En août dernier, un éboulement de la falaise de la Praz, en Maurienne (Savoie), a entraîné la coupure de liaison ferroviaire entre la France et l’Italie. Après des analyses et des auscultations poussées du tunnel ferroviaire de la Brèche, situé en pied de falaise, par les équipes d’ingénierie de SNCF Réseau, le gestionnaire a chargé l’entreprise locale Bianco de déblayer au plus vite le toit de la galerie recouvert de près de 25 000 m3 et risquant à tout moment l’effondrement. « SNCF Réseau nous a demandé d’intervenir rapidement afin d’éviter des mouvements supplémentaires de la galerie et par conséquent sa déformation », précise Stéphane Bastien, directeur général de la filiale du groupe Fayat, intégrée au groupe Razel-Bec.
Au vu des risques encourus sur la zone à désencombrer, il n’était pas question d’autoriser l’accès aux piétons. C’est pourquoi, Bianco a fait le choix de recourir à sept engins pilotés à distance : quatre pelles - deux Cat 349 de 50 t, une Cat 330F et une Hitachi ZX350 - ainsi que trois tombereaux sur chenilles Morooka, tous équipés de caméras.
« Nous avons travaillé sur la partie hydraulique des engins avec un prestataire qui a fourni les modules et les télécommandes puis, en moins d’un mois, quatre de nos collaborateurs ont réalisé l’ensemble de l’installation sur les machines dans notre atelier de Marthod », détaille Jérémie Bulloz, chef de secteur Réseaux & Terrassement de Bianco qui a donc privilégié cette approche aux solutions existantes sur le marché dont le temps de déploiement ne répondait pas aux délais de ce chantier.

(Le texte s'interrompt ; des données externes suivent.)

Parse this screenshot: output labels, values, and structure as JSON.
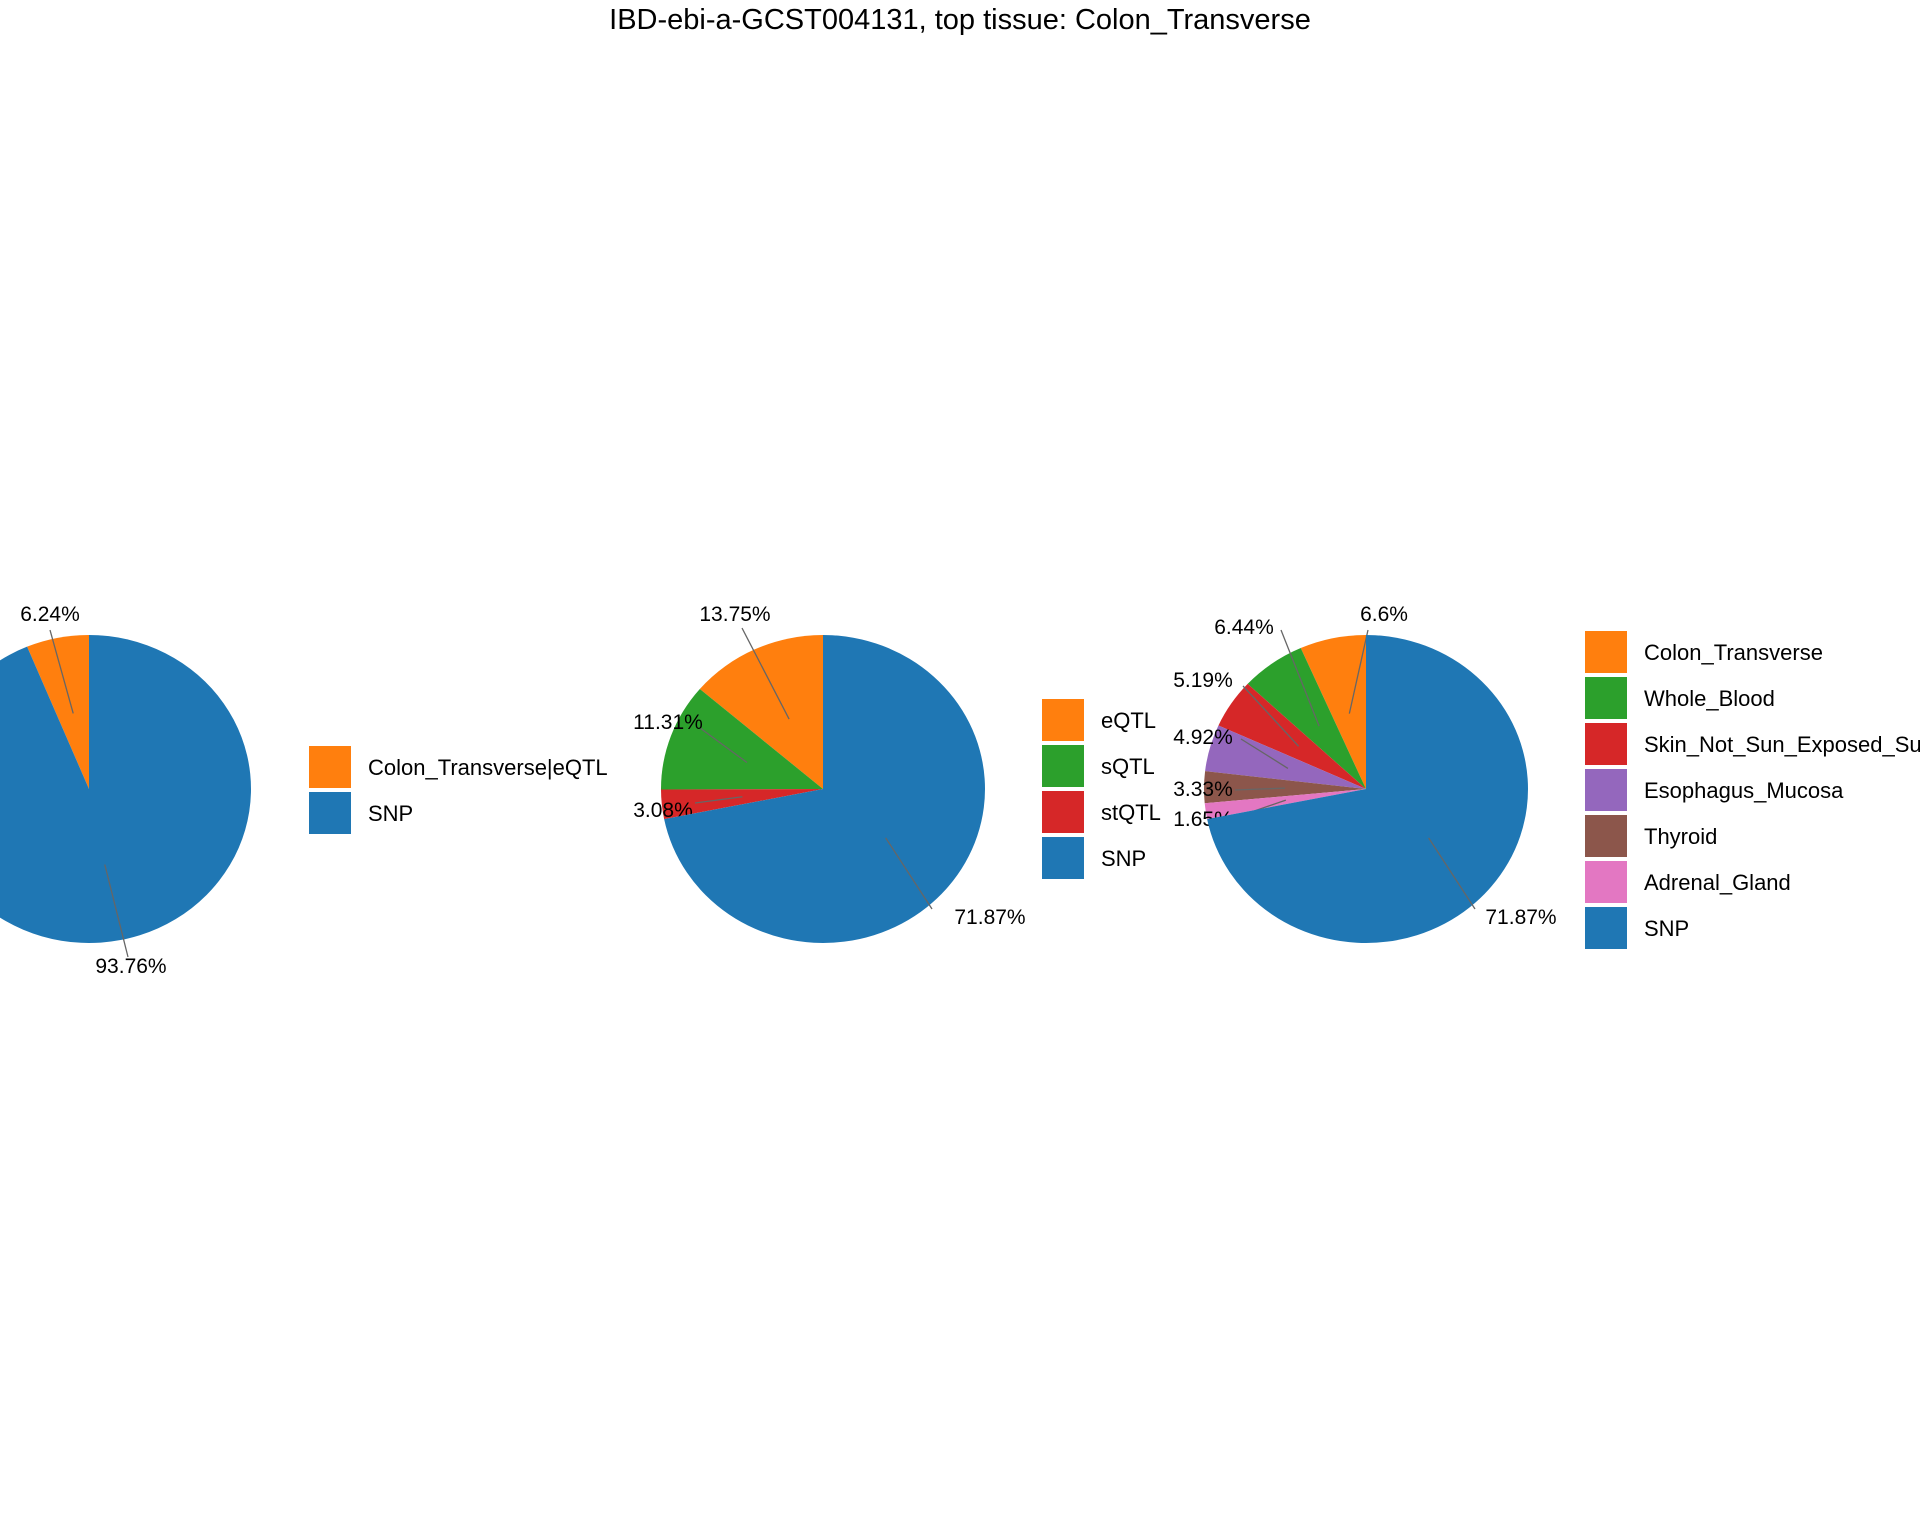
{
  "title": "IBD-ebi-a-GCST004131, top tissue: Colon_Transverse",
  "colors": {
    "orange": "#ff7f0e",
    "green": "#2ca02c",
    "red": "#d62728",
    "purple": "#9467bd",
    "brown": "#8c564b",
    "pink": "#e377c2",
    "blue": "#1f77b4"
  },
  "chart_data": [
    {
      "type": "pie",
      "slices": [
        {
          "name": "Colon_Transverse|eQTL",
          "value": 6.24,
          "label": "6.24%",
          "color": "#ff7f0e"
        },
        {
          "name": "SNP",
          "value": 93.76,
          "label": "93.76%",
          "color": "#1f77b4"
        }
      ]
    },
    {
      "type": "pie",
      "slices": [
        {
          "name": "eQTL",
          "value": 13.75,
          "label": "13.75%",
          "color": "#ff7f0e"
        },
        {
          "name": "sQTL",
          "value": 11.31,
          "label": "11.31%",
          "color": "#2ca02c"
        },
        {
          "name": "stQTL",
          "value": 3.08,
          "label": "3.08%",
          "color": "#d62728"
        },
        {
          "name": "SNP",
          "value": 71.87,
          "label": "71.87%",
          "color": "#1f77b4"
        }
      ]
    },
    {
      "type": "pie",
      "slices": [
        {
          "name": "Colon_Transverse",
          "value": 6.6,
          "label": "6.6%",
          "color": "#ff7f0e"
        },
        {
          "name": "Whole_Blood",
          "value": 6.44,
          "label": "6.44%",
          "color": "#2ca02c"
        },
        {
          "name": "Skin_Not_Sun_Exposed_Suprapubic",
          "value": 5.19,
          "label": "5.19%",
          "color": "#d62728"
        },
        {
          "name": "Esophagus_Mucosa",
          "value": 4.92,
          "label": "4.92%",
          "color": "#9467bd"
        },
        {
          "name": "Thyroid",
          "value": 3.33,
          "label": "3.33%",
          "color": "#8c564b"
        },
        {
          "name": "Adrenal_Gland",
          "value": 1.65,
          "label": "1.65%",
          "color": "#e377c2"
        },
        {
          "name": "SNP",
          "value": 71.87,
          "label": "71.87%",
          "color": "#1f77b4"
        }
      ]
    }
  ]
}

Des engins bardés de caméras
Chaque pelle a été dotée de cinq caméras installées sur les chenilles ainsi qu’au niveau du poste de conduite pour avoir une vue sur le bras et surveiller le tableau de bord dans le même temps. En complément, dans la base vie du chantier des postes de conduites avec écrans ont été aménagés. « Une distance de 200 m séparait le sommet de l’éboulement et la zone arrière du chantier où nous étions positionnés. Il nous était donc impossible de télécommander les machines avec une visibilité directe, ce qui explique la nécessité de déployer ce type de dispositifs » explique Jérémie Bulloz. La portée de la radiocommande s’élevant, elle, à 150 m.

Sur les dumpers Morooka, une caméra à l’intérieur du poste de conduite a permis aux opérateurs de les mouvoir en marche avant tandis qu’en sens inverse, ils se sont appuyés sur les retransmissions en temps réel émises, dans la base vie, par les autres caméras des pelles.

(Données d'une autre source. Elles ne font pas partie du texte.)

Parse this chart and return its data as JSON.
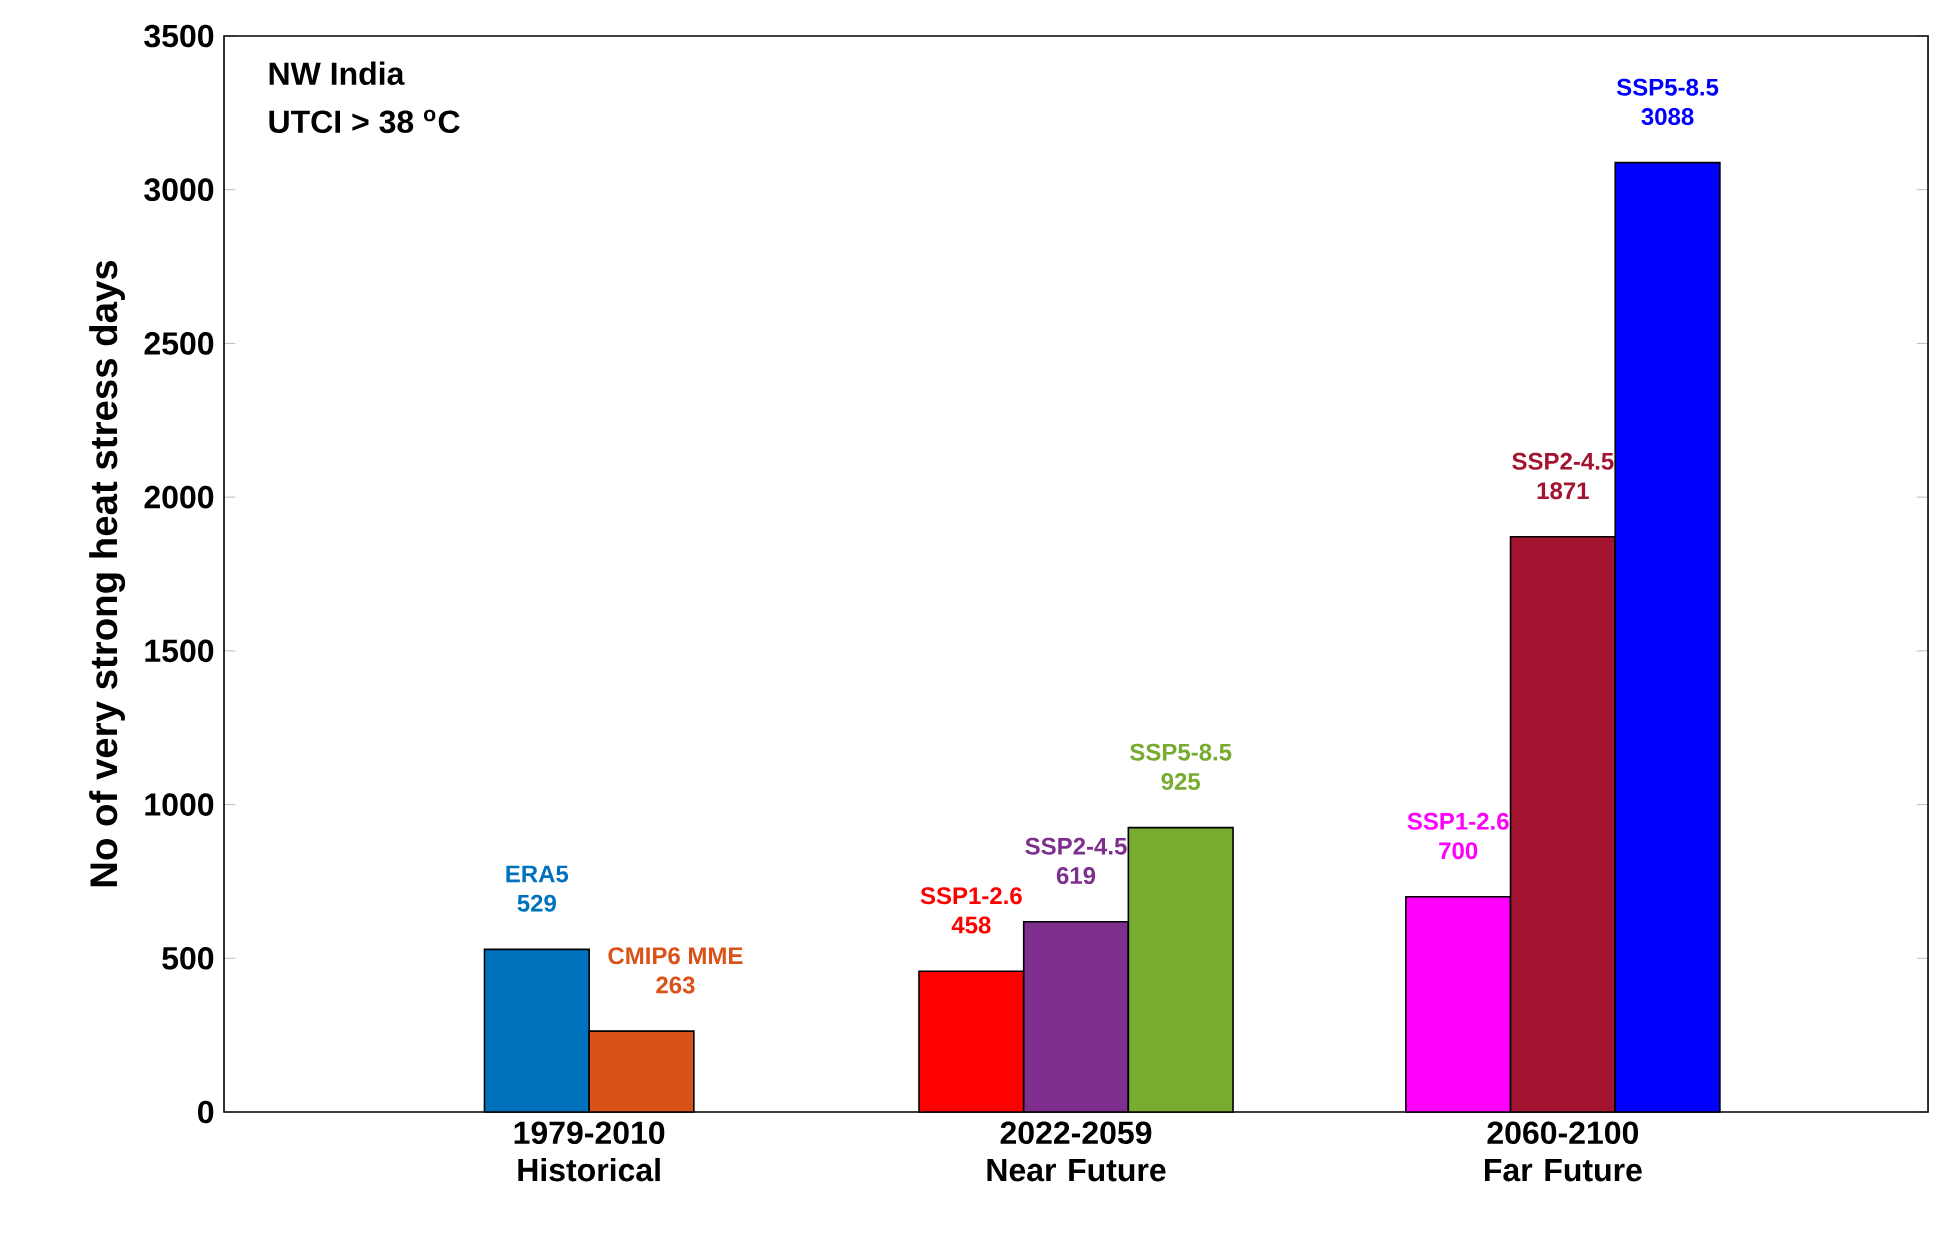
{
  "chart_data": {
    "type": "bar",
    "ylabel": "No of very strong heat stress days",
    "categories": [
      "1979-2010 Historical",
      "2022-2059 Near Future",
      "2060-2100 Far Future"
    ],
    "series": [
      {
        "name": "ERA5",
        "colors": [
          "#0072bd",
          null,
          null
        ],
        "values": [
          529,
          null,
          null
        ]
      },
      {
        "name": "CMIP6 MME",
        "colors": [
          "#d95319",
          null,
          null
        ],
        "values": [
          263,
          null,
          null
        ]
      },
      {
        "name": "SSP1-2.6",
        "colors": [
          null,
          "#ff0000",
          "#ff00ff"
        ],
        "values": [
          null,
          458,
          700
        ]
      },
      {
        "name": "SSP2-4.5",
        "colors": [
          null,
          "#7e2f8e",
          "#a2142f"
        ],
        "values": [
          null,
          619,
          1871
        ]
      },
      {
        "name": "SSP5-8.5",
        "colors": [
          null,
          "#77ac30",
          "#0000ff"
        ],
        "values": [
          null,
          925,
          3088
        ]
      }
    ],
    "ylim": [
      0,
      3500
    ],
    "yticks": [
      0,
      500,
      1000,
      1500,
      2000,
      2500,
      3000,
      3500
    ],
    "data_labels": true,
    "annotations": [
      "NW India",
      "UTCI > 38 $^{o}$C"
    ]
  }
}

Point important pour accroître la visibilité sur la zone d’intervention, un drone a survolé en permanence le chantier. Imaginé initialement comme une aide visuelle pour observer sous le godet ou identifier une éventuelle fuite sur un flexible, l’engin aérien s’est révélé très vite indispensable et ses captations ont donc été retransmises sur tous les postes de conduite de la base vie.

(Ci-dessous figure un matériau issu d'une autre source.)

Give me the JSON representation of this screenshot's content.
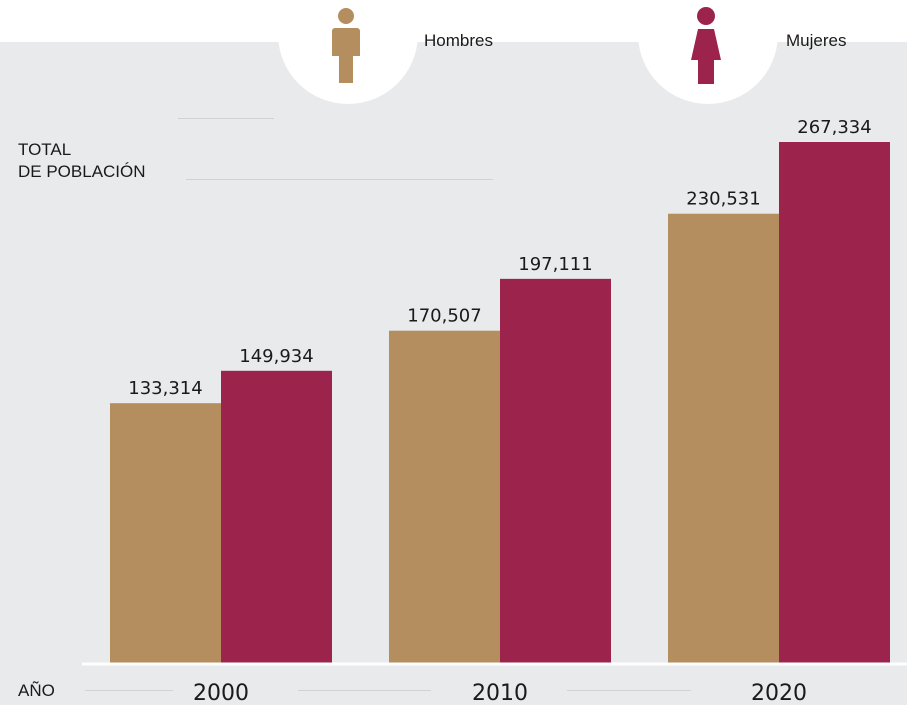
{
  "chart_data": {
    "type": "bar",
    "categories": [
      "2000",
      "2010",
      "2020"
    ],
    "series": [
      {
        "name": "Hombres",
        "values": [
          133314,
          170507,
          230531
        ],
        "color": "#b48e5f"
      },
      {
        "name": "Mujeres",
        "values": [
          149934,
          197111,
          267334
        ],
        "color": "#9c244c"
      }
    ],
    "value_labels": [
      [
        "133,314",
        "170,507",
        "230,531"
      ],
      [
        "149,934",
        "197,111",
        "267,334"
      ]
    ],
    "ylabel_line1": "TOTAL",
    "ylabel_line2": "DE POBLACIÓN",
    "xlabel": "AÑO",
    "legend_position": "top-right",
    "grid": false
  },
  "legend": {
    "men_label": "Hombres",
    "women_label": "Mujeres",
    "men_icon": "man-icon",
    "women_icon": "woman-icon"
  },
  "colors": {
    "men": "#b48e5f",
    "women": "#9c244c",
    "background": "#e8eaeb",
    "baseline": "#ffffff"
  }
}
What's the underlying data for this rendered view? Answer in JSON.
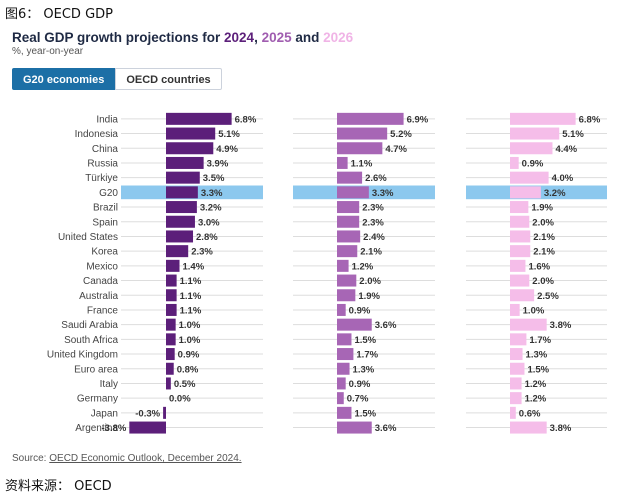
{
  "caption": "图6： OECD GDP",
  "title_parts": [
    {
      "text": "Real GDP growth projections for ",
      "color": "#1f2a44"
    },
    {
      "text": "2024",
      "color": "#5c1f7a"
    },
    {
      "text": ", ",
      "color": "#1f2a44"
    },
    {
      "text": "2025",
      "color": "#a05db0"
    },
    {
      "text": " and ",
      "color": "#1f2a44"
    },
    {
      "text": "2026",
      "color": "#f0b4e6"
    }
  ],
  "subtitle": "%, year-on-year",
  "tabs": {
    "g20": "G20 economies",
    "oecd": "OECD countries"
  },
  "source_label": "Source: ",
  "source_link": "OECD Economic Outlook, December 2024.",
  "footer_caption": "资料来源： OECD",
  "colors": {
    "y2024": "#5c1f7a",
    "y2025": "#a766b5",
    "y2026": "#f5bde9",
    "highlight": "#8cc8ee",
    "grid": "#dddddd"
  },
  "chart_data": {
    "type": "bar",
    "orientation": "horizontal",
    "title": "Real GDP growth projections for 2024, 2025 and 2026",
    "subtitle": "%, year-on-year",
    "highlight_category": "G20",
    "categories": [
      "India",
      "Indonesia",
      "China",
      "Russia",
      "Türkiye",
      "G20",
      "Brazil",
      "Spain",
      "United States",
      "Korea",
      "Mexico",
      "Canada",
      "Australia",
      "France",
      "Saudi Arabia",
      "South Africa",
      "United Kingdom",
      "Euro area",
      "Italy",
      "Germany",
      "Japan",
      "Argentina"
    ],
    "series": [
      {
        "name": "2024",
        "values": [
          6.8,
          5.1,
          4.9,
          3.9,
          3.5,
          3.3,
          3.2,
          3.0,
          2.8,
          2.3,
          1.4,
          1.1,
          1.1,
          1.1,
          1.0,
          1.0,
          0.9,
          0.8,
          0.5,
          0.0,
          -0.3,
          -3.8
        ]
      },
      {
        "name": "2025",
        "values": [
          6.9,
          5.2,
          4.7,
          1.1,
          2.6,
          3.3,
          2.3,
          2.3,
          2.4,
          2.1,
          1.2,
          2.0,
          1.9,
          0.9,
          3.6,
          1.5,
          1.7,
          1.3,
          0.9,
          0.7,
          1.5,
          3.6
        ]
      },
      {
        "name": "2026",
        "values": [
          6.8,
          5.1,
          4.4,
          0.9,
          4.0,
          3.2,
          1.9,
          2.0,
          2.1,
          2.1,
          1.6,
          2.0,
          2.5,
          1.0,
          3.8,
          1.7,
          1.3,
          1.5,
          1.2,
          1.2,
          0.6,
          3.8
        ]
      }
    ]
  }
}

Des opérateurs expérimentés
Les opérateurs sélectionnés en interne pour piloter les engins ont été sollicités sur la base du volontariat par Bianco. « Sur ce chantier complexe, il y avait un risque de retournement des engins assez élevé du fait de la présence de blocs de gypse et de grès dans les éboulis. C’est pourquoi, il était important pour nous de privilégier des professionnels expérimentés habitués à travailler avec des engins de terrassement dans ce type d’environnement montagneux », précise Stéphane Bastien qui reconnait cependant que l’éventualité de choisir des opérateurs moins expérimentés mais avec une plus grande dextérité avec les commandes joysticks s’est posée.
Pour les besoins du chantier, l’excavatrice de 30 t était équipée d’un BRH tandis qu’une autre était doté de cisaille, un accessoire indispensable pour venir à bout des 14 000 m² de filets anti-sous-marins qui s’entremêlaient aux 25 000 m3 de matériaux et blocs de gypse et de grès. « La difficulté avec les filets anti-sous-marins a été d’éviter qu’ils ne se tordent et se coincent dans les mâchoires de la cisaille car aucun collaborateur n’était autorisé à aller sur la zone de chantier », explique le chef de secteur.
Deux équipes de 7 opérateurs se sont relayées pour manipuler les machines qui ont tourné 7 j/7, de 7h à 17h pendant environ un mois et demi, de décembre à fin janvier. Une pelle Cat 320 Next Gen, deux tombereaux articulés Cat 730 et une chargeuse sur pneus Komatsu pilotés conventionnellement ont servi hors de la zone d’éboulement à charger et évacuer les déblais.